The Bureau of Reparations during the Presidium of the Council of Ministers estimated the total cost of material losses amounted after the end of World War II that took place between 1939 and 1945.

Conclusively, the material losses and destruction was valued at 258 billion prewar zlotys, which amount to 50 billion US Dollars (1939 rate). In relation to the 2017, the aforesaid US dollar transfers to US$850–920 billion. As such, Poland's capital city of Warsaw suffered US$60 billion in war losses.
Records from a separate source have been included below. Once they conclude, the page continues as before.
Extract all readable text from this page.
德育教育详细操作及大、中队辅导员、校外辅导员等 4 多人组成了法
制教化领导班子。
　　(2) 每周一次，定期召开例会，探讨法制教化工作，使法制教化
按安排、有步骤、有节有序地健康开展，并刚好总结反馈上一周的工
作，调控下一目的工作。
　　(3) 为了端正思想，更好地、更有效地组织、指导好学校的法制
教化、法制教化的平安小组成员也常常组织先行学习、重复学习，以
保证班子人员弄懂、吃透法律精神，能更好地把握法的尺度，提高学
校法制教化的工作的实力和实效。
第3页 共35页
==Material losses under Soviet occupation==

In September, 1939 the Soviet Union occupied the eastern voivodeships of Poland. During World War II, the occupied territory was annexed and ceded to the Soviet republic of: Ukrainian SSR, Byelorussian SSR and the Lithuanian Soviet Socialist Republic. The annexation of this part of Poland was accepted at the Tehran and Yalta Conference. As a result, under the pressure of world powers, Poland was forced to cede the Soviet Union 48% of its territory, equating to the loss of 178,000 km² of land, gaining the equivalent of 101 000 km² in the west. The modification of Poland's borders by the United Kingdom and the United States of America was a direct violation of the Atlantic Charter.
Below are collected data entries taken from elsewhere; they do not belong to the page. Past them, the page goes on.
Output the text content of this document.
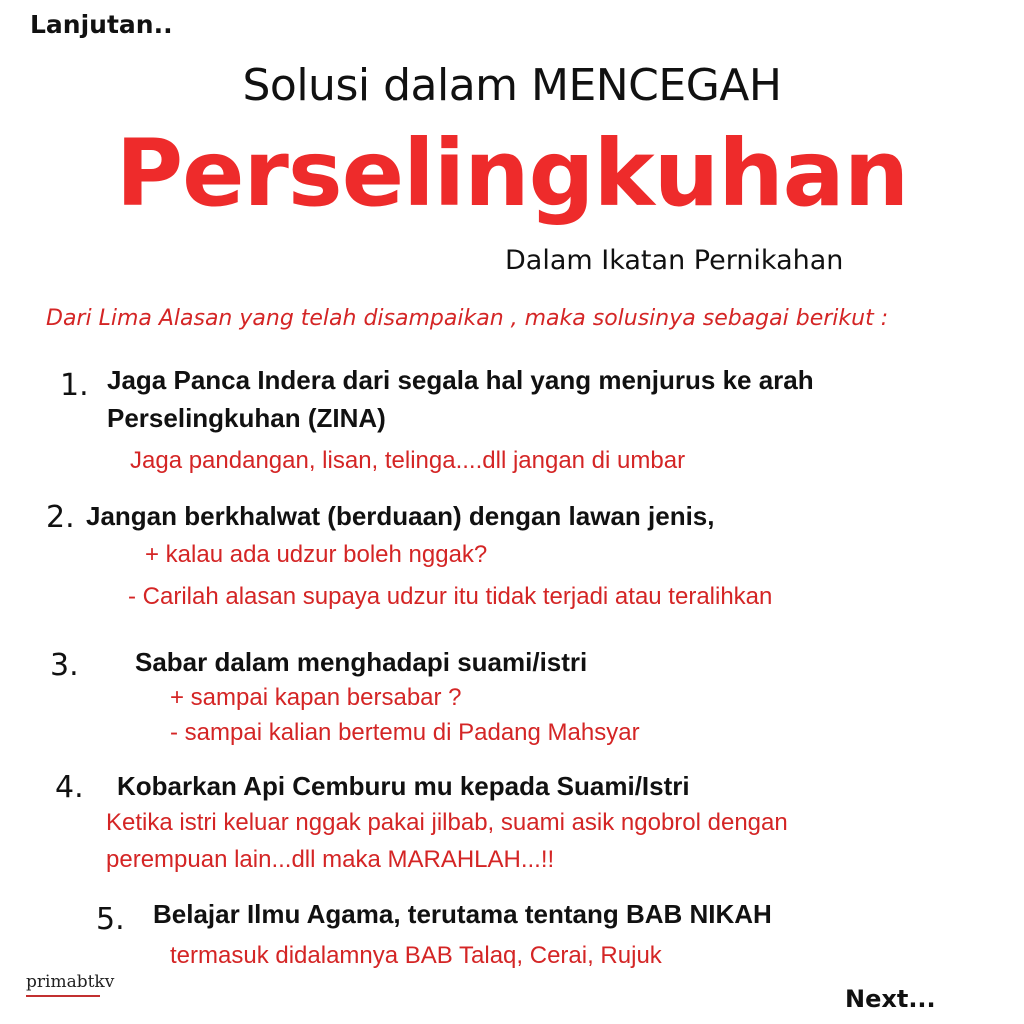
Lanjutan..
Solusi dalam MENCEGAH
Perselingkuhan
Dalam Ikatan Pernikahan
Dari Lima Alasan yang telah disampaikan , maka solusinya sebagai berikut :
1. Jaga Panca Indera dari segala hal yang menjurus ke arah
Perselingkuhan (ZINA)
Jaga pandangan, lisan, telinga....dll jangan di umbar
2. Jangan berkhalwat (berduaan) dengan lawan jenis,
+ kalau ada udzur boleh nggak?
- Carilah alasan supaya udzur itu tidak terjadi atau teralihkan
3. Sabar dalam menghadapi suami/istri
+ sampai kapan bersabar ?
- sampai kalian bertemu di Padang Mahsyar
4. Kobarkan Api Cemburu mu kepada Suami/Istri
Ketika istri keluar nggak pakai jilbab, suami asik ngobrol dengan
perempuan lain...dll maka MARAHLAH...!!
5. Belajar Ilmu Agama, terutama tentang BAB NIKAH
termasuk didalamnya BAB Talaq, Cerai, Rujuk
primabtkv
Next...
After World War II, the Polish state did not assess the material losses incited by the USSR on Polish territory between 1939 and 1945. Due to the de facto occupation of Poland by the Soviet Union, the Bureau of Reparations during the Presidium of the Council of Ministers (Sprawozdanie Biura Odszkodowań Wojennych w przedmiocie strat i szkód wojennych Polski 1939–1945) did not take these losses into consideration.

==Loss of intelligentsia==

In concentration camps, 135 higher education employees were killed, 80 in the Warsaw Uprising, 163 scientists in public executions (including 67 in Warsaw and 52 in Lwów), and 44 intellectuals in the Katyń Massacre. In respect to the largest intellectual centres in Poland, the largest losses were found in Warsaw - 276 taughts intellects, Kraków - 114, Poznań - 102, Lwów - 95 and in Wilno, 27 scientists.